Nearly every attribute of a company has both its positives and negatives. There are negatives associated with the three pros listed above.
1) Culture. The company is so thoughtful about its decisions that some decisions take longer than they should. A couple years ago there was way too much consensus building as opposed to decision-making delegation. This has improved as the company has grown but there is still a consensus-centric approach to solving certain problems, which limits decision making agility. The company needs to continue to promote transparency and healthy debates to drive to decisions quickly. Health Catalyst also values its team members and customers so highly that it has led to scalability issues. Health Catalyst needs to realize that saying no to customers / putting guard rails around customer engagements is a necessary tool to drive scalability.
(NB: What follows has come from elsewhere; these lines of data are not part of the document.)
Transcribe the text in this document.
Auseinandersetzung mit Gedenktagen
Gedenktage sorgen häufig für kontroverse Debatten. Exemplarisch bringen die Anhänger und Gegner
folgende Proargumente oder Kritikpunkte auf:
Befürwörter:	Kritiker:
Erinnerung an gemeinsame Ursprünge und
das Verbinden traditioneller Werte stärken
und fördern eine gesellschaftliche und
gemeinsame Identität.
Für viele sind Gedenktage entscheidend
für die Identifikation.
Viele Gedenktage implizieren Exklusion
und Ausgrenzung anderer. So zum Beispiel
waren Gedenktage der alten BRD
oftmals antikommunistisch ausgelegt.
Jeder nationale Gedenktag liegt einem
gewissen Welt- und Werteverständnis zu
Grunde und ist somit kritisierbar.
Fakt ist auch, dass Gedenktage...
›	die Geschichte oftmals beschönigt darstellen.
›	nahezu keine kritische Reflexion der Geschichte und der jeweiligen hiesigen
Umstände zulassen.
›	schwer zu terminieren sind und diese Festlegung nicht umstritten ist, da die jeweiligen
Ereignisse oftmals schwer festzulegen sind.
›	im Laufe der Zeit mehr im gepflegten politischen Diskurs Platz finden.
2) Health experience. Health Catalyst’s value that it puts on having healthcare experience has limited the company’s talent pool as it relates to building a scalable sales, professional services, and product organization. The company needs to realize that it is a necessity have talent that has built national sales organizations, large professional services organizations, and large-scale software products. Certain departments have improved on this front recently, but there is a long way to go before Health Catalyst has the pieces needed to scale to multi-billion dollar company.
3) Market. While the healthcare analytics and improvement market is incredibly interesting, it is also very competitive. In my opinion, Health Catalyst is the leader in the healthcare data warehousing market, but it has a ways to go to becoming the healthcare analytics leader. Epic, Cerner, Optum, etc. are competing to provide healthcare analytics to health systems, physician practices, and ACOs. Some of these organizations have unique advantages (providers having $100M+ invested with them, owning the clinical/administrative workflow within providers, etc.) so Health Catalyst needs to continue to invest in professional services and product development that can compete with these organizations. That said, Health Catalyst needs to know when to say no to certain initiatives. Health Catalyst can’t say yes to everything so the company needs to be honest with itself and push off certain investment areas to a future date. Health Catalyst is now a medium-sized fish in a big pond and it will take a lot of strategic investment to become a market leader, but the market is worth the investment.